In the third trimester, once the fetus reaches the point of "viability," a state may regulate abortions or prohibit them entirely, so long as the laws contain exceptions for cases when abortion is necessary to save the life or health of the mother.

Credit: AP
FILE - A woman holds a poster that reads "Abortion is Healthcare" as abortion rights advocates and anti-abortion protesters demonstrate in front of the U.S. Supreme Court, Dec. 1, 2021, in Washington, as the court hears arguments in a case from Mississippi, where a 2018 law would ban abortions after 15 weeks of pregnancy, well before viability. As the Supreme Court court weighs the future of the landmark 1973 Roe v. Wade decision, a resurgent anti-abortion movement is looking to press its advantage in state-by-state battles while abortion-rights supporters prepare to play defense. (AP Photo/Andrew Harnik, File)

The current case before the court, Dobbs v. Jackson Women's Health Organization, concerns a Mississippi law that bans abortion after 15 weeks of pregnancy. 

Roe v. Wade allows states to regulate, but not ban abortion, up until the point of fetal viability, at roughly 24 weeks.  

Today, when people talk about challenges to Roe v. Wade, viability is the thing that is most challenged. 

11. Roe v. Wade faced several challenges in the years since it was passed. 

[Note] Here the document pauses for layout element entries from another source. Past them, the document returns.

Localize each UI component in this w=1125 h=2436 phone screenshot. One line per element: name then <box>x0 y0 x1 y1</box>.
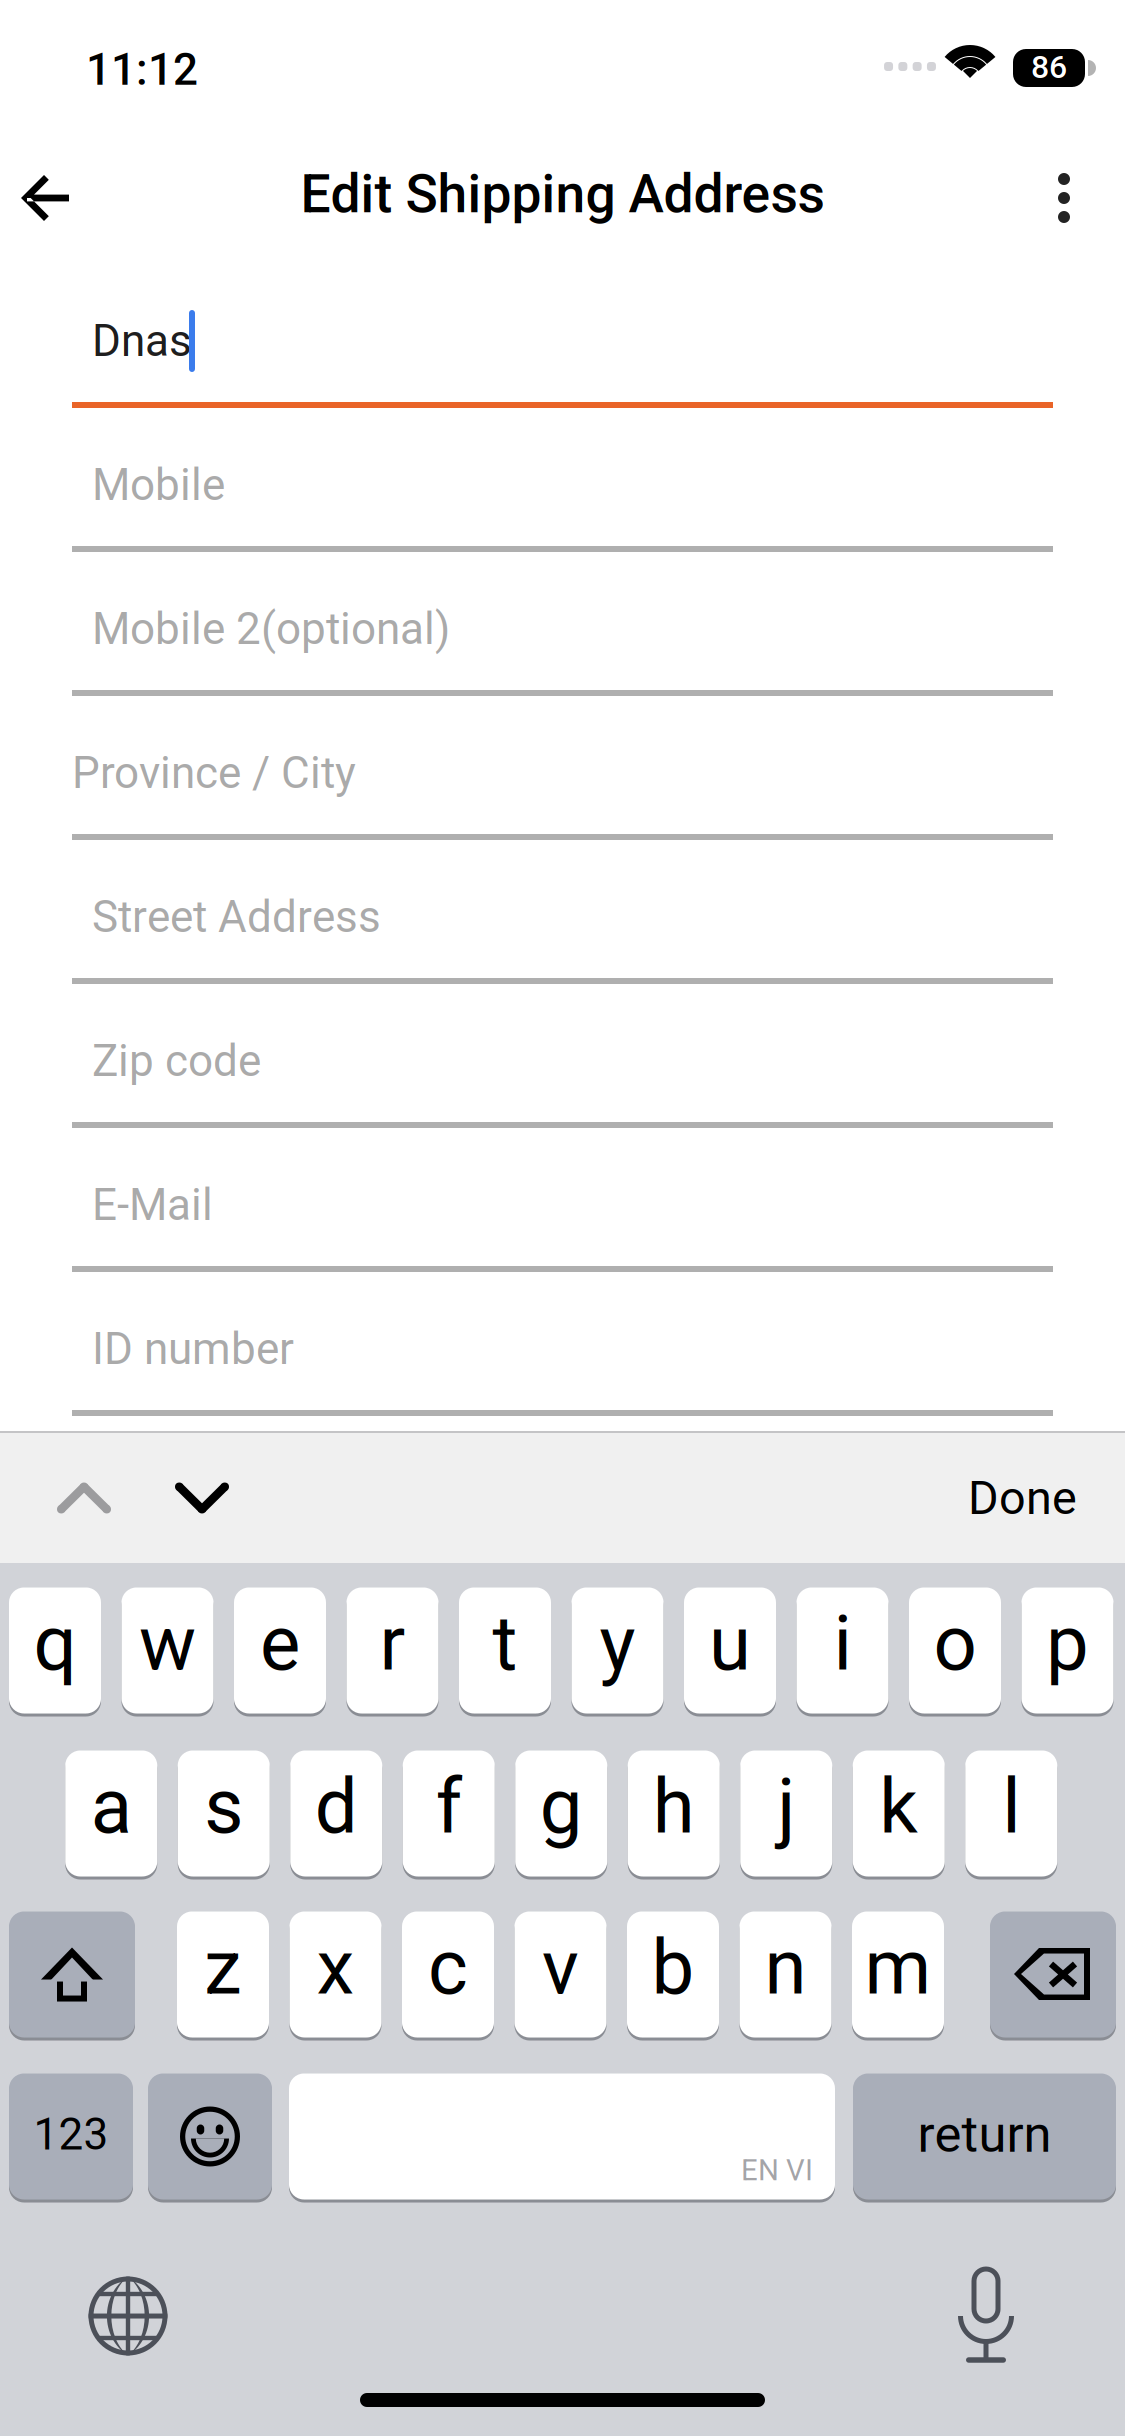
button[interactable]: h <box>628 1749 720 1878</box>
button[interactable]: m <box>852 1910 944 2039</box>
staticText: a <box>91 1762 132 1851</box>
button[interactable]: return <box>853 2072 1116 2201</box>
staticText: Dnas <box>92 315 192 367</box>
button[interactable]: Delete <box>990 1910 1116 2039</box>
staticText: k <box>879 1762 918 1851</box>
button[interactable]: 123 <box>9 2072 133 2201</box>
button[interactable]: Dictation <box>930 2254 1042 2366</box>
staticText: c <box>428 1923 468 2012</box>
button[interactable]: w <box>122 1586 214 1715</box>
staticText: g <box>540 1762 583 1851</box>
button[interactable]: y <box>572 1586 664 1715</box>
staticText: m <box>864 1923 932 2012</box>
staticText: E-Mail <box>92 1179 213 1231</box>
button[interactable]: g <box>515 1749 607 1878</box>
staticText: return <box>918 2105 1052 2164</box>
staticText: f <box>436 1762 462 1851</box>
button[interactable]: p <box>1022 1586 1114 1715</box>
button[interactable]: j <box>740 1749 832 1878</box>
button[interactable]: Space <box>289 2072 835 2201</box>
staticText: Street Address <box>92 891 381 943</box>
button[interactable]: k <box>853 1749 945 1878</box>
staticText: h <box>653 1762 695 1851</box>
button[interactable]: Previous field <box>32 1462 136 1534</box>
staticText: o <box>934 1599 976 1688</box>
staticText: q <box>34 1599 76 1688</box>
staticText: b <box>652 1923 694 2012</box>
staticText: d <box>315 1762 358 1851</box>
button[interactable]: q <box>9 1586 101 1715</box>
staticText: EN VI <box>741 2153 813 2188</box>
staticText: ID number <box>92 1323 294 1375</box>
button[interactable]: o <box>909 1586 1001 1715</box>
staticText: Mobile <box>92 459 225 511</box>
button[interactable]: d <box>290 1749 382 1878</box>
staticText: 11:12 <box>86 44 198 96</box>
button[interactable]: v <box>514 1910 606 2039</box>
staticText: p <box>1046 1599 1089 1688</box>
button[interactable]: i <box>796 1586 888 1715</box>
staticText: r <box>380 1599 406 1688</box>
button[interactable]: z <box>177 1910 269 2039</box>
staticText: j <box>777 1762 795 1851</box>
button[interactable]: e <box>234 1586 326 1715</box>
staticText: i <box>834 1599 852 1688</box>
button[interactable]: More options <box>1009 143 1119 253</box>
staticText: u <box>709 1599 751 1688</box>
staticText: Done <box>968 1471 1077 1525</box>
staticText: Mobile 2(optional) <box>92 603 450 655</box>
button[interactable]: Next field <box>150 1462 254 1534</box>
button[interactable]: a <box>65 1749 157 1878</box>
button[interactable]: r <box>346 1586 438 1715</box>
staticText: Province / City <box>72 747 356 799</box>
button[interactable]: x <box>290 1910 382 2039</box>
staticText: x <box>316 1923 354 2012</box>
button[interactable]: f <box>403 1749 495 1878</box>
staticText: 86 <box>1031 48 1067 86</box>
button[interactable]: n <box>740 1910 832 2039</box>
button[interactable]: Back <box>0 143 110 253</box>
staticText: s <box>204 1762 243 1851</box>
staticText: v <box>542 1923 579 2012</box>
button[interactable]: u <box>684 1586 776 1715</box>
staticText: 123 <box>34 2109 108 2160</box>
staticText: Zip code <box>92 1035 261 1087</box>
staticText: w <box>139 1599 196 1688</box>
button[interactable]: s <box>178 1749 270 1878</box>
staticText: n <box>764 1923 806 2012</box>
button[interactable]: c <box>402 1910 494 2039</box>
button[interactable]: b <box>627 1910 719 2039</box>
button[interactable]: Done <box>887 1461 1077 1535</box>
staticText: l <box>1002 1762 1020 1851</box>
button[interactable]: t <box>459 1586 551 1715</box>
button[interactable]: Emoji keyboard <box>148 2072 272 2201</box>
staticText: t <box>492 1599 518 1688</box>
button[interactable]: l <box>965 1749 1057 1878</box>
staticText: z <box>204 1923 242 2012</box>
button[interactable]: Shift <box>9 1910 135 2039</box>
staticText: e <box>260 1599 300 1688</box>
button[interactable]: Next keyboard <box>72 2260 184 2372</box>
staticText: y <box>600 1599 636 1688</box>
staticText: Edit Shipping Address <box>300 163 824 225</box>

In Planned Parenthood of Southern Pennsylvania vs. Casey, the court established restrictions on abortions are unconstitutional if they place "undue burden" on women seeking abortions before a fetus is viable. 

In Whole Woman's Health v. Hellerstedt from 2016, the Court reiterated its decision in the Casey case to strike down two provisions of a Texas law requiring abortion clinics to meet the standards of ambulatory surgical centers and abortion doctors to have admitting privileges at a nearby hospital.